East African Civil Aviation Academy
- Type: Public
- Established: 1971; 55 years ago
- Vice-Chancellor: Lieutenant Colonel Ronald Turyamubona
- Students: 108 (2013)
- Location: Soroti, Uganda
- Campus: Urban;
- Website: Homepage

= East African Civil Aviation Academy =

Ugandan Aviation school

The East African Civil Aviation Academy (EACAA), also known as the Soroti Flying School, is a Ugandan school that trains aircraft pilots and aircraft maintenance engineers.

==Location==
The school is based at Soroti Airport, , in the town of Soroti in the Eastern Region of Uganda. It is approximately 228 km, by air, north-east of Entebbe International Airport, Uganda's largest civilian and military airport. The coordinates of the airport are 1°43'15.0"N; 33°37'03.0"E (Latitude:1.720833; Longitude:33.617500).

==Overview==
As of May 2018, the flying school was undergoing renovations and a certification process to become a center of aviation excellence in the region. New technical staff have been recruited, including (a) a Director (b) a Quality Manager (c) a Safety Manager (d) a Chief Engineering Instructor (d) Flying instructors (e) Ground instructors (f) Engineering instructors and (g) Flight Operations Instructors. At that time the school had nine training aircraft. By May 2018, nine pilot-trainees, seven aircraft maintenance engineers and fourteen flight operations officers had completed training during the calendar year. Another fifteen pilots, fifteen flight operations engineers and five aircraft maintenance engineers were expected to graduate during the second half of 2018.

==History==
EACAA was founded in September 1971 under the Directorate of Civil Aviation of the EAC. The government of Uganda, the East African Community (EAC), the United Nations Development Programme, and the International Civil Aviation Organization were the major contributors.

When the first EAC collapsed in 1977, the Ugandan government took over the management and maintenance of the school. In 2012, the government began the process of returning the school to the EAC.

In late 2013, the Ugandan government entered into preliminary discussions with Integra, a private Danish aviation company, to improve and manage the school at international standards under a public-private-partnership (PPP) arrangement. Discussions at the Ugandan cabinet level have also been held about returning the school to the EAC.

In 2014, the EAC Council of Ministers agreed to take it back. On 3 July 2014, the presidents of Kenya, Uganda, and Rwanda agreed in principle to re-instate the EACAA as one of the centres of excellence in the EAC.

However, due to the failure of partner states to remit operational and development funds to the school, the Ugandan Cabinet, in March 2019, formally resolved to take over the ownership and management of the academy.

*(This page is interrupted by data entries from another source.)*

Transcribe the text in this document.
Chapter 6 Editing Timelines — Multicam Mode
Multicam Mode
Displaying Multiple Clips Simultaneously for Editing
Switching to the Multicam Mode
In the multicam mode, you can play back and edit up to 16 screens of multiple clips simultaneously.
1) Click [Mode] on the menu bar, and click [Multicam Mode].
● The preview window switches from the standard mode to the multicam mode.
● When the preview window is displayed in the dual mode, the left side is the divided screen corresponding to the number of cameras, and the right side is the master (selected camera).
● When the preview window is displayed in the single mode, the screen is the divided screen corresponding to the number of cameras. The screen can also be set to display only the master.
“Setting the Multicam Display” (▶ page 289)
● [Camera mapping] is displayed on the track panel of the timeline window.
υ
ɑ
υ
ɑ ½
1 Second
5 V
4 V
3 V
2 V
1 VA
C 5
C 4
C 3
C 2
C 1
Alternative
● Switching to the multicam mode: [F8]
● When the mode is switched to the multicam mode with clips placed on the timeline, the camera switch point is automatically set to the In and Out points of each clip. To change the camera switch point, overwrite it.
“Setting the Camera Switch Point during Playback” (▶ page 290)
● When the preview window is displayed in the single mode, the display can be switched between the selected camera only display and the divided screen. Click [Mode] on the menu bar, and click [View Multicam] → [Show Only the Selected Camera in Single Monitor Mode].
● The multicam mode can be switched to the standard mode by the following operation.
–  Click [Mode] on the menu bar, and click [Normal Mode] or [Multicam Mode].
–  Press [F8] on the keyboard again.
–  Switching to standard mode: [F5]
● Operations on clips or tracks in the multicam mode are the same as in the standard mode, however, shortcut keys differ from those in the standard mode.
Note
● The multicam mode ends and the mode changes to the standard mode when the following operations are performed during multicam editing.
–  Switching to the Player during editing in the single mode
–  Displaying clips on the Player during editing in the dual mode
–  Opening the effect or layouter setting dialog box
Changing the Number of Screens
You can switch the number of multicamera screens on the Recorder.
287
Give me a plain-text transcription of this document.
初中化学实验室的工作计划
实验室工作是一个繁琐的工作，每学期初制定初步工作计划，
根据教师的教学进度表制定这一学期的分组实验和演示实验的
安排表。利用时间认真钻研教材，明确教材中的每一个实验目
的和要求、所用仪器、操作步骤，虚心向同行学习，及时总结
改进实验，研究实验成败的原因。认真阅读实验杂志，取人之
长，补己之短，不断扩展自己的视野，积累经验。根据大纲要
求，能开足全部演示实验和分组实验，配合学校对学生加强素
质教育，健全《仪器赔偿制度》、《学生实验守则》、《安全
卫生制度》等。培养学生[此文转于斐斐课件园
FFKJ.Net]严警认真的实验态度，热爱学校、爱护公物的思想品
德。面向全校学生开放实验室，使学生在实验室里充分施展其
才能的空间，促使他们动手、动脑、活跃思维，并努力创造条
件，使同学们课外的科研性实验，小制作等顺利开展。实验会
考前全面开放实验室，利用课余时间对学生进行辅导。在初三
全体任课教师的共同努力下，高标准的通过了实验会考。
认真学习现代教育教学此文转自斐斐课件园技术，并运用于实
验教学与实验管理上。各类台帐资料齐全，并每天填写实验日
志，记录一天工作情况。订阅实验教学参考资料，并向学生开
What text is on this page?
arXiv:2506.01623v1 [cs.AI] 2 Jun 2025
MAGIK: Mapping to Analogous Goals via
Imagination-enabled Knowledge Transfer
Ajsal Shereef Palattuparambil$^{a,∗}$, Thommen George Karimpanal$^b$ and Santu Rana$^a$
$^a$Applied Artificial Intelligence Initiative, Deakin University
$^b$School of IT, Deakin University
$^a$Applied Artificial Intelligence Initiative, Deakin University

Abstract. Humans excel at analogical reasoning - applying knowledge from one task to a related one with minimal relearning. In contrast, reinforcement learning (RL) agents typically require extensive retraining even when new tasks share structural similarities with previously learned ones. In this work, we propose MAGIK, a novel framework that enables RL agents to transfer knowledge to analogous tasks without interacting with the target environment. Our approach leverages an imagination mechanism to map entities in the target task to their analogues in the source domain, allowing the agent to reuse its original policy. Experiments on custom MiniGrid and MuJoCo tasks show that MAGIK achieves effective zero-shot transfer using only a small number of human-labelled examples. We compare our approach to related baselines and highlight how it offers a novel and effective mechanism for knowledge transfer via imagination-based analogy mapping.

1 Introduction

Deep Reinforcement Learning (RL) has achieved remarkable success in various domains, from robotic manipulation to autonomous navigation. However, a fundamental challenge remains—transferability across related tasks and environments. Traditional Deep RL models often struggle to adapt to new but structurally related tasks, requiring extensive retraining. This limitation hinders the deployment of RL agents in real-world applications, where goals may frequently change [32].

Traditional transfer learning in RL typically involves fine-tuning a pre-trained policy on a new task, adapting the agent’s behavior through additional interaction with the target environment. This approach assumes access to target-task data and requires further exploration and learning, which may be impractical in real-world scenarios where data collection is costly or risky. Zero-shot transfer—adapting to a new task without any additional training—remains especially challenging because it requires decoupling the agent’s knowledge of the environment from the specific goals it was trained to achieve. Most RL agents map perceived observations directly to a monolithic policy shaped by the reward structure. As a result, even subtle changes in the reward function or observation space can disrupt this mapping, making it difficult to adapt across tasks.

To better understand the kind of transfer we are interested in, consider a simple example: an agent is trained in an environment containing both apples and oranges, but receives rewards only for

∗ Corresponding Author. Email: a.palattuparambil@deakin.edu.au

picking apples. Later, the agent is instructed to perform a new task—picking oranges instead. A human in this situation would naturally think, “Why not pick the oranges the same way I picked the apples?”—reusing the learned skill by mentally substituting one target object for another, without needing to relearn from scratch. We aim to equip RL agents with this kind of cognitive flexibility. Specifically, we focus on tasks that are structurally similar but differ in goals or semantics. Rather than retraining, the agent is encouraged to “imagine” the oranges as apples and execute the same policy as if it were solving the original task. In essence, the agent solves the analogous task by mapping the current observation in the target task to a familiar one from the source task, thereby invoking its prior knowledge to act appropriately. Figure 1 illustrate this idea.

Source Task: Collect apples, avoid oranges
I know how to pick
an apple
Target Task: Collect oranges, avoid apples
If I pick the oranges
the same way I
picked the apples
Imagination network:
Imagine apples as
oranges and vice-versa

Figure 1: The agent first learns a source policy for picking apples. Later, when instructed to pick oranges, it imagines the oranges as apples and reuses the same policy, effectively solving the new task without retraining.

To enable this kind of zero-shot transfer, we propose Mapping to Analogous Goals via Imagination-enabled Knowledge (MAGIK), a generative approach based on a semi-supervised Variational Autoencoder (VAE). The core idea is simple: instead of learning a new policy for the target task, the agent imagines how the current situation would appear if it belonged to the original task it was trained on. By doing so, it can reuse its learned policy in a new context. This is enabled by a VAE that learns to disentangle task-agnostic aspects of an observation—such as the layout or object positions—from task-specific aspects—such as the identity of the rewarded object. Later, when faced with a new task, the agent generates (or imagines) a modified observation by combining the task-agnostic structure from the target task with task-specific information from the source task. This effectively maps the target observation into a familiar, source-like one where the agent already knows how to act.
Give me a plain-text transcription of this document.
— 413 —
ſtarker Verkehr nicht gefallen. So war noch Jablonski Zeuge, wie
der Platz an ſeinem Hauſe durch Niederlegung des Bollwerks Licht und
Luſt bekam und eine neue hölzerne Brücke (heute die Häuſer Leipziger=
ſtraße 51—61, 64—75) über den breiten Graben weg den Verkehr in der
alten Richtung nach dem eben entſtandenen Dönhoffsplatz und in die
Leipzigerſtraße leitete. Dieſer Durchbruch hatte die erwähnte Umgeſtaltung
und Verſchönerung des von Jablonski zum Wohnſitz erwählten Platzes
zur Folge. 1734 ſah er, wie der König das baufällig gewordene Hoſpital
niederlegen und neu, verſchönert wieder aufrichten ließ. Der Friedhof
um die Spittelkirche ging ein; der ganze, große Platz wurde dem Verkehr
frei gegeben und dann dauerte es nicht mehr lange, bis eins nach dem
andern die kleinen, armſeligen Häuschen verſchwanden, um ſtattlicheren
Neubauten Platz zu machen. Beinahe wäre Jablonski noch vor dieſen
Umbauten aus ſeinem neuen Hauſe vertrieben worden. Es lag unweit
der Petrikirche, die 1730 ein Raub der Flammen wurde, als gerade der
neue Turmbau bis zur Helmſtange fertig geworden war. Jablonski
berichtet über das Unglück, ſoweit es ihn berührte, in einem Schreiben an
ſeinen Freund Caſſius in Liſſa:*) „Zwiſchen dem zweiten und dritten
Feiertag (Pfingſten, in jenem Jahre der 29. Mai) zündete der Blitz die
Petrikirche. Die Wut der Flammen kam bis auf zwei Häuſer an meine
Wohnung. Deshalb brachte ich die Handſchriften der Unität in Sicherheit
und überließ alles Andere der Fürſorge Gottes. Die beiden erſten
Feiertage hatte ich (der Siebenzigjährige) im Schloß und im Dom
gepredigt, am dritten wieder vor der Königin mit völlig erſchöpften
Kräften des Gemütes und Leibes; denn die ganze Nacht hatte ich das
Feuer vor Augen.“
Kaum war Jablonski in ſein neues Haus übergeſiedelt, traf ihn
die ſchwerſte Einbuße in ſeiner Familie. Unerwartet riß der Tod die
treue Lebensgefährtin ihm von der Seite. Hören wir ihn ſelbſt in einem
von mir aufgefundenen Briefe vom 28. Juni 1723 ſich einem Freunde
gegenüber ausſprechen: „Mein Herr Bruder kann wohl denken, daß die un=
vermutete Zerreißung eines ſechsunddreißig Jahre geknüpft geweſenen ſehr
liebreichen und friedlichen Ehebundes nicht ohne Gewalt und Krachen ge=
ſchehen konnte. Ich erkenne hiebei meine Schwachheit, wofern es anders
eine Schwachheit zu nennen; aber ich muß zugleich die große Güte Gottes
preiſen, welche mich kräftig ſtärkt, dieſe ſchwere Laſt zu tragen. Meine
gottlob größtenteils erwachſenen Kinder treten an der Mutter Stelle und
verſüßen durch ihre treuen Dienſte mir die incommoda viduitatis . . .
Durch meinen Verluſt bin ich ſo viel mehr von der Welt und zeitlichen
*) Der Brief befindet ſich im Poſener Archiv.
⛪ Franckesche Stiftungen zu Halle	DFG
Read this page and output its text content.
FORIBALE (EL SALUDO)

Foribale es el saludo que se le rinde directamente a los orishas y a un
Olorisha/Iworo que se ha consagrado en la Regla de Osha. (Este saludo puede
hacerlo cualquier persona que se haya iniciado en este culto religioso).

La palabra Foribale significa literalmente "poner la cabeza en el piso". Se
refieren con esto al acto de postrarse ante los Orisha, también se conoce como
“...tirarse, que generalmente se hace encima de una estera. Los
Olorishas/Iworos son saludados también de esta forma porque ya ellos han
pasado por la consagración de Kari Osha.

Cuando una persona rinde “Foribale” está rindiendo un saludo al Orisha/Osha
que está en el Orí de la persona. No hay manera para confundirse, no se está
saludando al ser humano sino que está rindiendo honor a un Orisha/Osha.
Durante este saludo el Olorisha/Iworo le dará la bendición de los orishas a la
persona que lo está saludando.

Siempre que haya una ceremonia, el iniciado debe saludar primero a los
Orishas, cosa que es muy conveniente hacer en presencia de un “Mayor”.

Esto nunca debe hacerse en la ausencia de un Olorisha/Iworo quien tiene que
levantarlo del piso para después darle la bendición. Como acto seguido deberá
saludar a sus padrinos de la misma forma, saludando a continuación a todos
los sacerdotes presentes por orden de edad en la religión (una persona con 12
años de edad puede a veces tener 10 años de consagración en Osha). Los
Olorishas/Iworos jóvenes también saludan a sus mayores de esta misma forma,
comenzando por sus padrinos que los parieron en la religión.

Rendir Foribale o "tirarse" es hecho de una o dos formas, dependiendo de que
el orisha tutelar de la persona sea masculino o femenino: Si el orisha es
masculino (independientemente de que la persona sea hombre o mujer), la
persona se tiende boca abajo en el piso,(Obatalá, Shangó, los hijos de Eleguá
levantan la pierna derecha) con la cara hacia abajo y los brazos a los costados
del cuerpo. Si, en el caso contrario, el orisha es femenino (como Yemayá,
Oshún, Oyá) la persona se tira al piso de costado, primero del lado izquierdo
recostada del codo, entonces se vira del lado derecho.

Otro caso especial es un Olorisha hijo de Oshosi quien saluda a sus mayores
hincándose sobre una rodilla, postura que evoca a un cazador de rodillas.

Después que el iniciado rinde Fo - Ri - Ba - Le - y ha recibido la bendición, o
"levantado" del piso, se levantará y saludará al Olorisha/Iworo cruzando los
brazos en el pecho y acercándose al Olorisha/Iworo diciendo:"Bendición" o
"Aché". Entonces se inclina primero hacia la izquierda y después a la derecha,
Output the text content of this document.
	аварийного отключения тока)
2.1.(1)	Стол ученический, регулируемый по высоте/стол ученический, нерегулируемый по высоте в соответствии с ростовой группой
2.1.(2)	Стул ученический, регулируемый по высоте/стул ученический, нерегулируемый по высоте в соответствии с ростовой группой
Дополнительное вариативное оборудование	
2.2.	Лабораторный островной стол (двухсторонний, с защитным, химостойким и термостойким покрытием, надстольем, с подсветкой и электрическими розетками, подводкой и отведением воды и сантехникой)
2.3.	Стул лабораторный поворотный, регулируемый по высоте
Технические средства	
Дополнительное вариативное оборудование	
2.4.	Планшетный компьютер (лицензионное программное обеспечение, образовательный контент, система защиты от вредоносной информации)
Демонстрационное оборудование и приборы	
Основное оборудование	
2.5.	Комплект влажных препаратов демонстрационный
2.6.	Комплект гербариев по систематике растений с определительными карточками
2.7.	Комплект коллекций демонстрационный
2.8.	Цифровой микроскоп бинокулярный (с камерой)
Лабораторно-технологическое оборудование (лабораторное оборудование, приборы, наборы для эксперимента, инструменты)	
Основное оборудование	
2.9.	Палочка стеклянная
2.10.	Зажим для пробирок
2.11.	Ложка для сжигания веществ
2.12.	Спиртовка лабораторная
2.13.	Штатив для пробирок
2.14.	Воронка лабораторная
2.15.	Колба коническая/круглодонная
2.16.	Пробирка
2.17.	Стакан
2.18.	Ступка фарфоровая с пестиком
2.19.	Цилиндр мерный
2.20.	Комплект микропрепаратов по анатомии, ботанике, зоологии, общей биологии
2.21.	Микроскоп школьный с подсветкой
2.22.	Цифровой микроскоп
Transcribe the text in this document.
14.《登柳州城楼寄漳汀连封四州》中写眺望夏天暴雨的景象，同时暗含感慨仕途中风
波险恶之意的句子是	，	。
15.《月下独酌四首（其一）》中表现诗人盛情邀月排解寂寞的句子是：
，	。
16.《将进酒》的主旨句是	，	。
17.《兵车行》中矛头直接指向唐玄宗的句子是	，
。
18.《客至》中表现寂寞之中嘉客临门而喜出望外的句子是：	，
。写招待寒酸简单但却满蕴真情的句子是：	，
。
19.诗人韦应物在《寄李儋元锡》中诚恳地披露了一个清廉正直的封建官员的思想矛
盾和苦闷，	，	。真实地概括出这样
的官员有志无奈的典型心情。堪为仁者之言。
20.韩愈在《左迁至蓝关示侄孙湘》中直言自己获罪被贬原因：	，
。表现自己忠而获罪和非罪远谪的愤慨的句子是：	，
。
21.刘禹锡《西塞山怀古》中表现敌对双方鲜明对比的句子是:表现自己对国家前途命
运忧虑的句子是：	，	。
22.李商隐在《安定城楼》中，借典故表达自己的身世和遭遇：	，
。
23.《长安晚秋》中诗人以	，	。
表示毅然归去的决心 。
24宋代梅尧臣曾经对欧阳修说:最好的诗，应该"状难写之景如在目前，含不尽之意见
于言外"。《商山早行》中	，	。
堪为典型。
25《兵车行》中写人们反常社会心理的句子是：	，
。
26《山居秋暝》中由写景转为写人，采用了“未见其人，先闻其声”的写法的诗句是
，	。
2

It is expected that the academy will expand its training programs to include pilots and aircraft maintenance engineers from (a) UPDF Air Force (b) Uganda National Airlines Company (c) Uganda Police Air Wing (d) Ugandan Presidential Fleet (e) Commercial and General aviation. This would save Uganda dollars in foreign exchange, currently spent on procuring this training outside the country.

==Developments==
In 2026, Uganda Airlines in collaboration with the Boeing Corporation announced plans to equip and develop the flying school to train pilots, aviation engineers and flight technicians for direct employment by the national carrier. Under the arrangement, Boeing is expected to furnish the school with equipment and facilities, including flight simulators. The airline will then recruit fresh university graduates and the school will train them with specialization on Boeing aircraft including B737-800 Max, B787-9, B767 and others in the airline's fleet or on their order book. The airline would contract them for employment at the beginning of their training.

==Notable alumni==
- Robert Wakhweya: Captain on Airbus A350 and A330 series. Chief Pilot at Uganda Airlines
- Michael Etiang: Captain on the CRJ900 and Airbus A330 series. Former Chief Pilot at Uganda Airlines
- Clive Okoth: Senior CRJ Series Captain at Uganda Airlines
- Vanita Kayiwa: First Officer on the CRJ900ER and Airbus A330-841 at Uganda Airlines
- Rita Nasirumbi: First Officer on the CRJ900 at Uganda Airlines.
- Esther Mbabazi: Captain on the B737 and First Officer on the CRJ900 at RwandAir.
- Ivan Massa: First Officer on the CRJ900 and A330neo at Uganda Airlines.
- Naomi Karungi (1978 – 2020): Major Karungi was the Squadron Commander of Augusta Bell Helicopters in the UPDF Air Force.
- Rebecca Mpagi: Brigadier in the UPDF. Aircraft Maintenance Engineer, who served as the Director of Personnel and Administration in the UPDF Air Force.